Brushing your teeth is okay – just be gentle at the surgical sites
A dry socket is when the blood clot gets dislodged prematurely from the tooth socket. Symptoms of pain at the surgical site and even pain to the ear may occur 2-3 days following surgery. Call the office if this occurs.
If you are involved in regular exercise, be aware that your normal nourishment intake is reduced. Exercise may weaken you. If you get light headed, stop exercising.
Final Post Op Notes
Sutures (stitches) are placed in the area of surgery to minimize post-operative bleeding and to help healing. Sometimes sutures become dislodged. If this happens, there is no cause for alarm. Just remove the suture form your mouth and discard it. The sutures will be removed approximately one week after surgery. The removal of sutures requires no anesthesia or needles. It takes only a minute or so, and there is no discomfort associated with this procedure. So it’s really nothing to worry about.
The pain and swelling should subside more and more each day following surgery. If your post-operative pain or swelling worsens or unusual symptoms occur call the office for instructions.
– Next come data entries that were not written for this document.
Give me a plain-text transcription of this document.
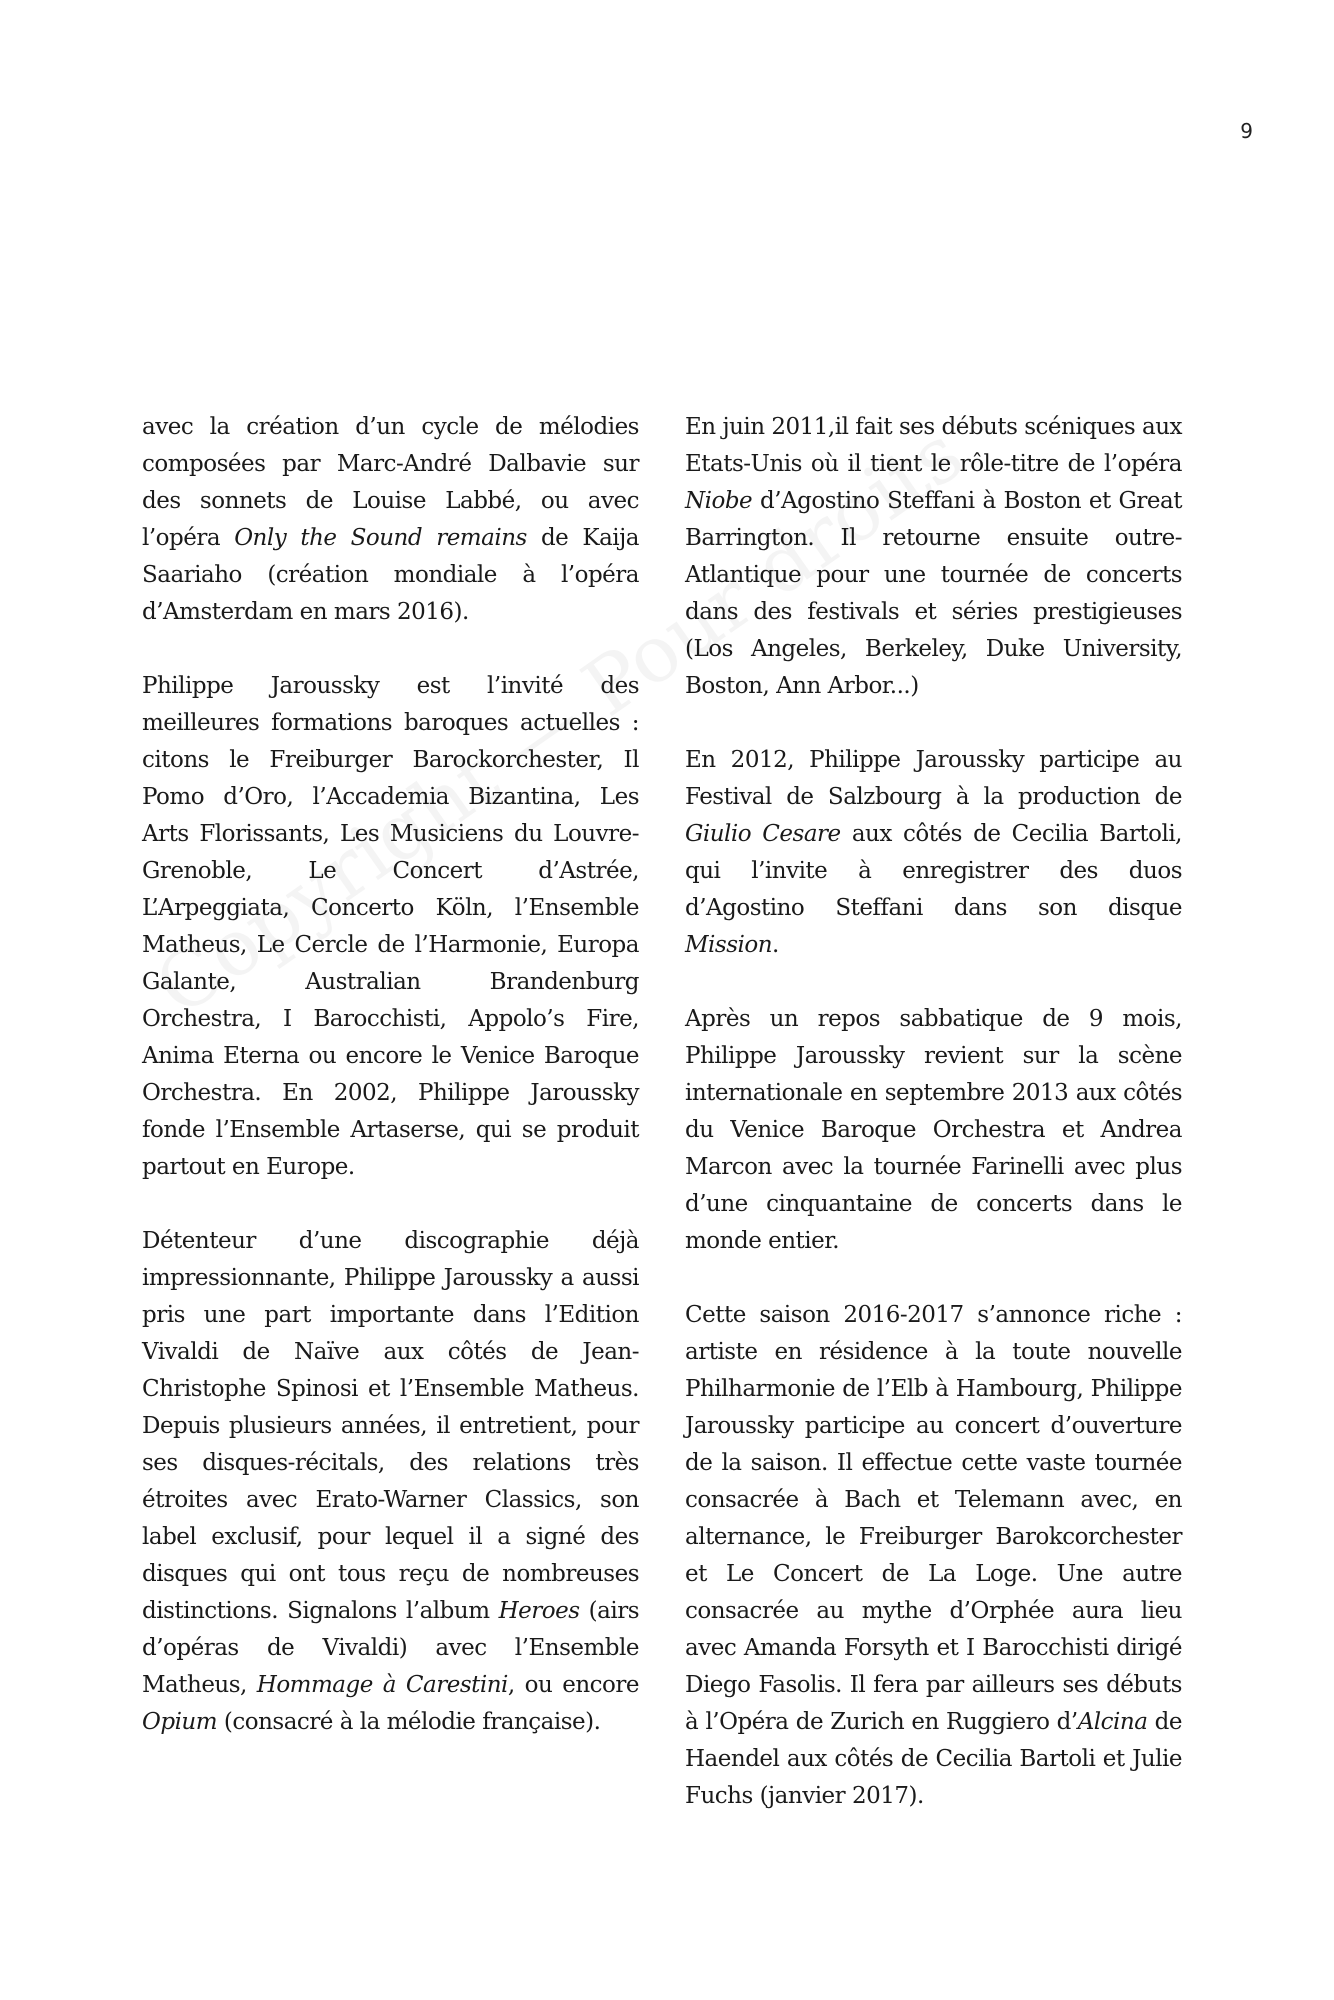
9

avec la création d’un cycle de mélodies composées par Marc-André Dalbavie sur des sonnets de Louise Labbé, ou avec l’opéra Only the Sound remains de Kaija Saariaho (création mondiale à l’opéra d’Amsterdam en mars 2016).

Philippe Jaroussky est l’invité des meilleures formations baroques actuelles : citons le Freiburger Barockorchester, Il Pomo d’Oro, l’Accademia Bizantina, Les Arts Florissants, Les Musiciens du Louvre-Grenoble, Le Concert d’Astrée, L’Arpeggiata, Concerto Köln, l’Ensemble Matheus, Le Cercle de l’Harmonie, Europa Galante, Australian Brandenburg Orchestra, I Barocchisti, Appolo’s Fire, Anima Eterna ou encore le Venice Baroque Orchestra. En 2002, Philippe Jaroussky fonde l’Ensemble Artaserse, qui se produit partout en Europe.

Détenteur d’une discographie déjà impressionnante, Philippe Jaroussky a aussi pris une part importante dans l’Edition Vivaldi de Naïve aux côtés de Jean-Christophe Spinosi et l’Ensemble Matheus. Depuis plusieurs années, il entretient, pour ses disques-récitals, des relations très étroites avec Erato-Warner Classics, son label exclusif, pour lequel il a signé des disques qui ont tous reçu de nombreuses distinctions. Signalons l’album Heroes (airs d’opéras de Vivaldi) avec l’Ensemble Matheus, Hommage à Carestini, ou encore Opium (consacré à la mélodie française).

En juin 2011,il fait ses débuts scéniques aux Etats-Unis où il tient le rôle-titre de l’opéra Niobe d’Agostino Steffani à Boston et Great Barrington. Il retourne ensuite outre-Atlantique pour une tournée de concerts dans des festivals et séries prestigieuses (Los Angeles, Berkeley, Duke University, Boston, Ann Arbor...)

En 2012, Philippe Jaroussky participe au Festival de Salzbourg à la production de Giulio Cesare aux côtés de Cecilia Bartoli, qui l’invite à enregistrer des duos d’Agostino Steffani dans son disque Mission.

Après un repos sabbatique de 9 mois, Philippe Jaroussky revient sur la scène internationale en septembre 2013 aux côtés du Venice Baroque Orchestra et Andrea Marcon avec la tournée Farinelli avec plus d’une cinquantaine de concerts dans le monde entier.

Cette saison 2016-2017 s’annonce riche : artiste en résidence à la toute nouvelle Philharmonie de l’Elb à Hambourg, Philippe Jaroussky participe au concert d’ouverture de la saison. Il effectue cette vaste tournée consacrée à Bach et Telemann avec, en alternance, le Freiburger Barokcorchester et Le Concert de La Loge. Une autre consacrée au mythe d’Orphée aura lieu avec Amanda Forsyth et I Barocchisti dirigé Diego Fasolis. Il fera par ailleurs ses débuts à l’Opéra de Zurich en Ruggiero d’Alcina de Haendel aux côtés de Cecilia Bartoli et Julie Fuchs (janvier 2017).
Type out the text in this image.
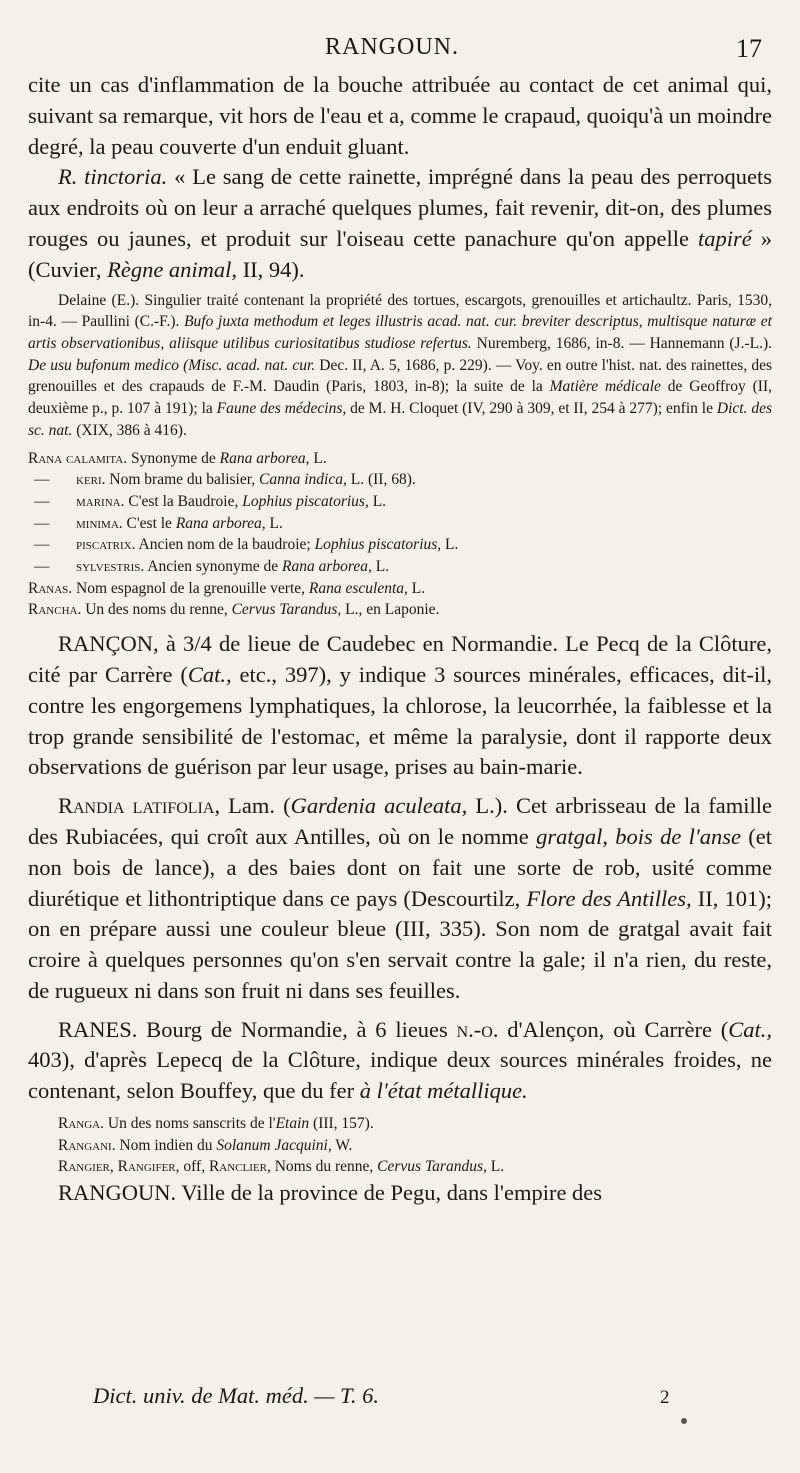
RANGOUN.	17

cite un cas d'inflammation de la bouche attribuée au contact de cet animal qui, suivant sa remarque, vit hors de l'eau et a, comme le crapaud, quoiqu'à un moindre degré, la peau couverte d'un enduit gluant.

R. tinctoria. « Le sang de cette rainette, imprégné dans la peau des perroquets aux endroits où on leur a arraché quelques plumes, fait revenir, dit-on, des plumes rouges ou jaunes, et produit sur l'oiseau cette panachure qu'on appelle tapiré » (Cuvier, Règne animal, II, 94).

Delaine (E.). Singulier traité contenant la propriété des tortues, escargots, grenouilles et artichaultz. Paris, 1530, in-4. — Paullini (C.-F.). Bufo juxta methodum et leges illustris acad. nat. cur. breviter descriptus, multisque naturæ et artis observationibus, aliisque utilibus curiositatibus studiose refertus. Nuremberg, 1686, in-8. — Hannemann (J.-L.). De usu bufonum medico (Misc. acad. nat. cur. Dec. II, A. 5, 1686, p. 229). — Voy. en outre l'hist. nat. des rainettes, des grenouilles et des crapauds de F.-M. Daudin (Paris, 1803, in-8); la suite de la Matière médicale de Geoffroy (II, deuxième p., p. 107 à 191); la Faune des médecins, de M. H. Cloquet (IV, 290 à 309, et II, 254 à 277); enfin le Dict. des sc. nat. (XIX, 386 à 416).

Rana calamita. Synonyme de Rana arborea, L.
— keri. Nom brame du balisier, Canna indica, L. (II, 68).
— marina. C'est la Baudroie, Lophius piscatorius, L.
— minima. C'est le Rana arborea, L.
— piscatrix. Ancien nom de la baudroie; Lophius piscatorius, L.
— sylvestris. Ancien synonyme de Rana arborea, L.
Ranas. Nom espagnol de la grenouille verte, Rana esculenta, L.
Rancha. Un des noms du renne, Cervus Tarandus, L., en Laponie.

RANÇON, à 3/4 de lieue de Caudebec en Normandie. Le Pecq de la Clôture, cité par Carrère (Cat., etc., 397), y indique 3 sources minérales, efficaces, dit-il, contre les engorgemens lymphatiques, la chlorose, la leucorrhée, la faiblesse et la trop grande sensibilité de l'estomac, et même la paralysie, dont il rapporte deux observations de guérison par leur usage, prises au bain-marie.

Randia latifolia, Lam. (Gardenia aculeata, L.). Cet arbrisseau de la famille des Rubiacées, qui croît aux Antilles, où on le nomme gratgal, bois de l'anse (et non bois de lance), a des baies dont on fait une sorte de rob, usité comme diurétique et lithontriptique dans ce pays (Descourtilz, Flore des Antilles, II, 101); on en prépare aussi une couleur bleue (III, 335). Son nom de gratgal avait fait croire à quelques personnes qu'on s'en servait contre la gale; il n'a rien, du reste, de rugueux ni dans son fruit ni dans ses feuilles.

RANES. Bourg de Normandie, à 6 lieues n.-o. d'Alençon, où Carrère (Cat., 403), d'après Lepecq de la Clôture, indique deux sources minérales froides, ne contenant, selon Bouffey, que du fer à l'état métallique.

Ranga. Un des noms sanscrits de l'Etain (III, 157).
Rangani. Nom indien du Solanum Jacquini, W.
Rangier, Rangifer, off, Ranclier, Noms du renne, Cervus Tarandus, L.

RANGOUN. Ville de la province de Pegu, dans l'empire des

Dict. univ. de Mat. méd. — T. 6.	2
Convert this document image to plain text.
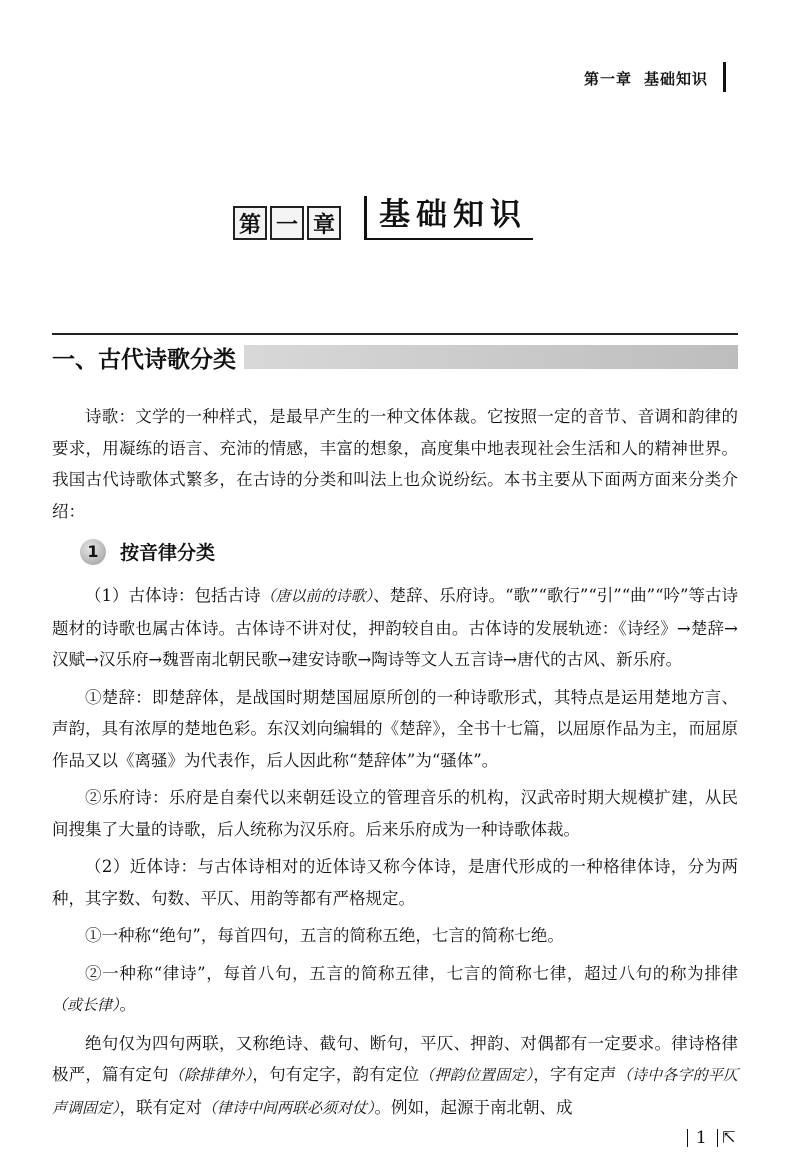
第一章 基础知识
第 一 章	基础知识
一、古代诗歌分类

诗歌：文学的一种样式，是最早产生的一种文体体裁。它按照一定的音节、音调和韵律的要求，用凝练的语言、充沛的情感，丰富的想象，高度集中地表现社会生活和人的精神世界。我国古代诗歌体式繁多，在古诗的分类和叫法上也众说纷纭。本书主要从下面两方面来分类介绍：

1	按音律分类

（1）古体诗：包括古诗（唐以前的诗歌）、楚辞、乐府诗。“歌”“歌行”“引”“曲”“吟”等古诗题材的诗歌也属古体诗。古体诗不讲对仗，押韵较自由。古体诗的发展轨迹：《诗经》→楚辞→汉赋→汉乐府→魏晋南北朝民歌→建安诗歌→陶诗等文人五言诗→唐代的古风、新乐府。

①楚辞：即楚辞体，是战国时期楚国屈原所创的一种诗歌形式，其特点是运用楚地方言、声韵，具有浓厚的楚地色彩。东汉刘向编辑的《楚辞》，全书十七篇，以屈原作品为主，而屈原作品又以《离骚》为代表作，后人因此称“楚辞体”为“骚体”。

②乐府诗：乐府是自秦代以来朝廷设立的管理音乐的机构，汉武帝时期大规模扩建，从民间搜集了大量的诗歌，后人统称为汉乐府。后来乐府成为一种诗歌体裁。

（2）近体诗：与古体诗相对的近体诗又称今体诗，是唐代形成的一种格律体诗，分为两种，其字数、句数、平仄、用韵等都有严格规定。

①一种称“绝句”，每首四句，五言的简称五绝，七言的简称七绝。

②一种称“律诗”，每首八句，五言的简称五律，七言的简称七律，超过八句的称为排律（或长律）。

绝句仅为四句两联，又称绝诗、截句、断句，平仄、押韵、对偶都有一定要求。律诗格律极严，篇有定句（除排律外），句有定字，韵有定位（押韵位置固定），字有定声（诗中各字的平仄声调固定），联有定对（律诗中间两联必须对仗）。例如，起源于南北朝、成

1 ⇱
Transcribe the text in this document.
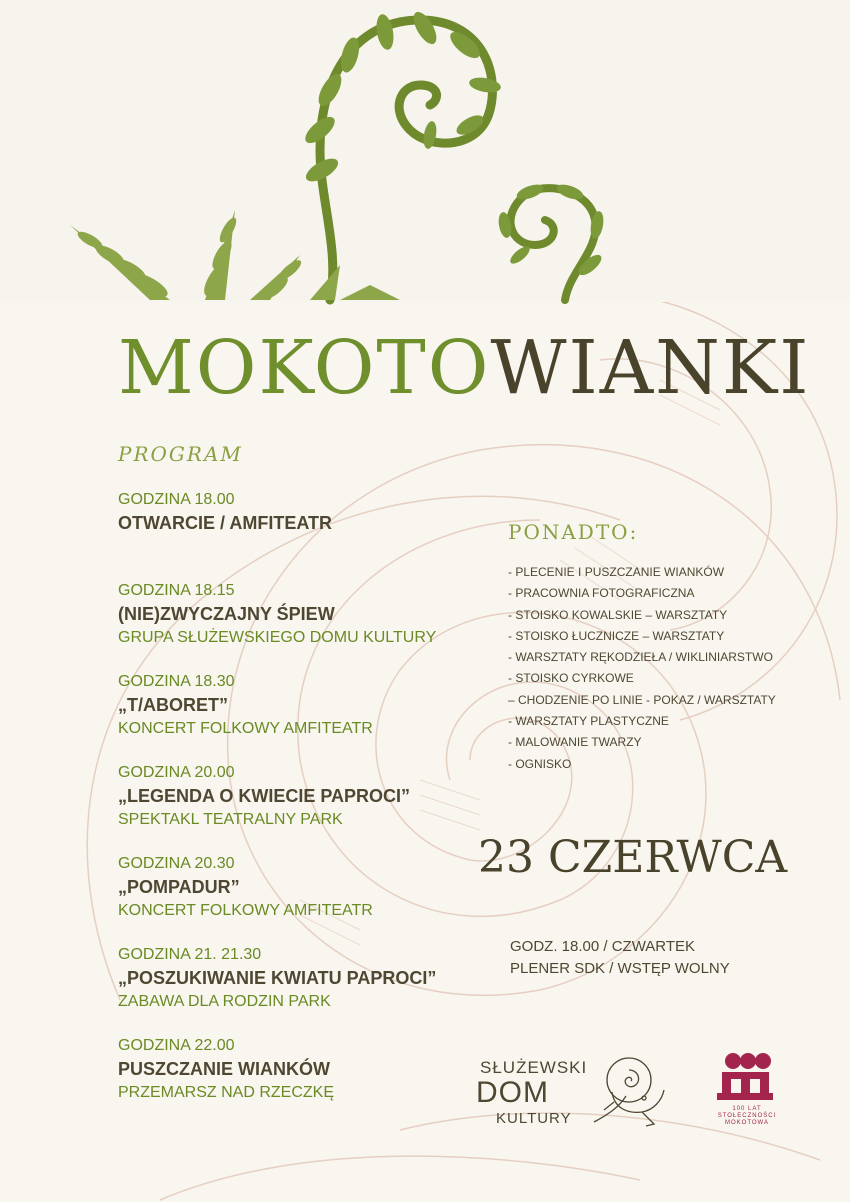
MOKOTOWIANKI
PROGRAM
GODZINA 18.00
OTWARCIE / AMFITEATR
GODZINA 18.15
(NIE)ZWYCZAJNY ŚPIEW
GRUPA SŁUŻEWSKIEGO DOMU KULTURY
GODZINA 18.30
„T/ABORET”
KONCERT FOLKOWY AMFITEATR
GODZINA 20.00
„LEGENDA O KWIECIE PAPROCI”
SPEKTAKL TEATRALNY PARK
GODZINA 20.30
„POMPADUR”
KONCERT FOLKOWY AMFITEATR
GODZINA 21. 21.30
„POSZUKIWANIE KWIATU PAPROCI”
ZABAWA DLA RODZIN PARK
GODZINA 22.00
PUSZCZANIE WIANKÓW
PRZEMARSZ NAD RZECZKĘ
PONADTO:
- PLECENIE I PUSZCZANIE WIANKÓW
- PRACOWNIA FOTOGRAFICZNA
- STOISKO KOWALSKIE – WARSZTATY
- STOISKO ŁUCZNICZE – WARSZTATY
- WARSZTATY RĘKODZIEŁA / WIKLINIARSTWO
- STOISKO CYRKOWE
– CHODZENIE PO LINIE - POKAZ / WARSZTATY
- WARSZTATY PLASTYCZNE
- MALOWANIE TWARZY
- OGNISKO
23 CZERWCA
GODZ. 18.00 / CZWARTEK
PLENER SDK / WSTĘP WOLNY
SŁUŻEWSKI
DOM
KULTURY
100 LAT
STOŁECZNOŚCI
MOKOTOWA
There will be a cavity where the tooth was removed. The cavity will gradually fill in with the new tissue over the next month. In the meantime, the area should be kept clean with saltwater rinses or a toothbrush, especially after meals.
No two mouths are alike. Your case is individual. Do not accept well-intended advice from friends. Discuss your problem with the persons best able to effectively help you: Dr. Greco or your family dentist.